TD Bank says tighter mortgage rules should do the job of cooling Canada's hot housing market in the short term, but higher interest rates will be needed to return the market to saner levels.
The bank's chief economist Craig Alexander estimates the new rules, which went into effect July 9, will shave five percentage points off sales activity and cut prices by three per cent on average during the second half of this year and early 2013.
In the next three years, he expects the combination of the tighter rules and anticipated modest increases in interest rates will result in a 10 per cent price correction on homes.
While it is early, there are already tentative signs that the new rules have tempered sales, if not prices, especially in the country's hottest markets - Toronto and Vancouver.
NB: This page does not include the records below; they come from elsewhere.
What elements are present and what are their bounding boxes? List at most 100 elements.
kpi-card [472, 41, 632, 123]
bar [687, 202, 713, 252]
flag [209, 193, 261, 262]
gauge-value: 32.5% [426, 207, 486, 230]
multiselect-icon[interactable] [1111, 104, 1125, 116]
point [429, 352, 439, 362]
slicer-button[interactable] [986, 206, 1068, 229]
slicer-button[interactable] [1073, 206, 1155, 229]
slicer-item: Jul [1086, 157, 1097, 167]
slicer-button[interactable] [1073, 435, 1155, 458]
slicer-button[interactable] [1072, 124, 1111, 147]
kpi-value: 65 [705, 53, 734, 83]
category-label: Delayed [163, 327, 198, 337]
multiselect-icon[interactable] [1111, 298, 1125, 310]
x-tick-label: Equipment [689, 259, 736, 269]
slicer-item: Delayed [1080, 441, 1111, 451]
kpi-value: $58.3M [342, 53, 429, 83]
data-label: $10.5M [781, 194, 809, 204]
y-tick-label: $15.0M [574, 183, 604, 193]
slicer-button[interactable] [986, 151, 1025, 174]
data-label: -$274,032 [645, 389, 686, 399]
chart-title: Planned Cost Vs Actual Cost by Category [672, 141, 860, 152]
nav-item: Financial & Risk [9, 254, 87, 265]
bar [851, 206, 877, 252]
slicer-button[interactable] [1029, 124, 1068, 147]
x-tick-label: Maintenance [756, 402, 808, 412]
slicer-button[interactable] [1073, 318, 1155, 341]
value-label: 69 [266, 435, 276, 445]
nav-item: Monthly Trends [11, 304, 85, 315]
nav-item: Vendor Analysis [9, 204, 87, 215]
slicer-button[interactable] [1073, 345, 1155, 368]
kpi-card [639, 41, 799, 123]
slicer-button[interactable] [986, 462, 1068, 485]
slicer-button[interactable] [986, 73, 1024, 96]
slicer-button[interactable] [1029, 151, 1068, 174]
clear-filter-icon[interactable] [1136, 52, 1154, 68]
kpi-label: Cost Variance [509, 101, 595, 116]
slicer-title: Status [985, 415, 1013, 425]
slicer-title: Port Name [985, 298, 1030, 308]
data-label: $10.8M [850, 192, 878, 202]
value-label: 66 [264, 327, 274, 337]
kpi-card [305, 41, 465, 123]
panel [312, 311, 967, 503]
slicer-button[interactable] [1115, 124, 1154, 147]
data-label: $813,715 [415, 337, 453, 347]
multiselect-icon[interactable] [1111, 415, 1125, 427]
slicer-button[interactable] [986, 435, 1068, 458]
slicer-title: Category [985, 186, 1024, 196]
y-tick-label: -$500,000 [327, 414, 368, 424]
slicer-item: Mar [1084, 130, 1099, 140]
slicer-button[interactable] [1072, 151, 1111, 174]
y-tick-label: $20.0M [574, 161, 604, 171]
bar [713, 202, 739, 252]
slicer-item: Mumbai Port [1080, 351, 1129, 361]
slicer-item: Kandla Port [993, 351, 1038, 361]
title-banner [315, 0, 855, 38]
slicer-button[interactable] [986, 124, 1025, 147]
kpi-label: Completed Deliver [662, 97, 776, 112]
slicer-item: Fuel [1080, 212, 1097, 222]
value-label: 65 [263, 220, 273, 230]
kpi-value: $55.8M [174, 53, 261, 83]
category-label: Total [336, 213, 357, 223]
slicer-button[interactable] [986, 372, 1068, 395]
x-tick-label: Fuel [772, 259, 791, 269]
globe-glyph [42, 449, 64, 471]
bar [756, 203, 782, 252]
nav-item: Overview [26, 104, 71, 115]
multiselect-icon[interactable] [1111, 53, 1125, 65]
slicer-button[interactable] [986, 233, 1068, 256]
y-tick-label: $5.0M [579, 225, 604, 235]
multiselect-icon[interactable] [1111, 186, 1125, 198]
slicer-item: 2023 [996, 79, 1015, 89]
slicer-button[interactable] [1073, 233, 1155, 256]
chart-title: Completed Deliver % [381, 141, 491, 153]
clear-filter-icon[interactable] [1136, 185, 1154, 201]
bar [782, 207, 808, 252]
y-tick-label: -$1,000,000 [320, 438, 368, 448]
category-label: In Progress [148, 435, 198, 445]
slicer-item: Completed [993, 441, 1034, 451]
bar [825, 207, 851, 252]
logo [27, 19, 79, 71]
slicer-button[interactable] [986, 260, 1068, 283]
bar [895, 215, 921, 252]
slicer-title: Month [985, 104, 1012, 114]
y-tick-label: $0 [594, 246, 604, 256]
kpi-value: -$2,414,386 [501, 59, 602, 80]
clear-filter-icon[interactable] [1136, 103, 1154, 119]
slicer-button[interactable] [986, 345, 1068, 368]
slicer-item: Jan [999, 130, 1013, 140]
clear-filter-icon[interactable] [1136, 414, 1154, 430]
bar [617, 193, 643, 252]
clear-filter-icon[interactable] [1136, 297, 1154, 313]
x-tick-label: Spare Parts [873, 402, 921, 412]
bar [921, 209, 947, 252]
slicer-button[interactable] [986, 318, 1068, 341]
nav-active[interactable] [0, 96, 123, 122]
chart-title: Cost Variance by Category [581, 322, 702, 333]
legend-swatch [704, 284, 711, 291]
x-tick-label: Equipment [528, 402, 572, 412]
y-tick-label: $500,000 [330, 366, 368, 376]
The Toronto Real Estate Board reported Thursday that sales of existing homes in the greater municipal area fell 12.5 per cent from last year, although the average price of $479,095 was 6.5 per cent higher.
Meanwhile, the Vancouver board said sales dropped 30.7 per cent in August, while the average price was only 0.5 per cent lower at $609,500.
In July, Finance Minister Jim Flaherty reduced the amortization rate on new insured mort-gages to 25 years from 30, bringing the maximum period for paying off a home back to the historic level. It was the fourth time Flaherty had tightened mortgage rules in as many years, incrementally dropping to amortization period from the high-water mark of 40 years.
Alexander says the latest moves, which hike mortgage costs by $140 a month on the average home, may be even more effective than the previous efforts in slowing the market.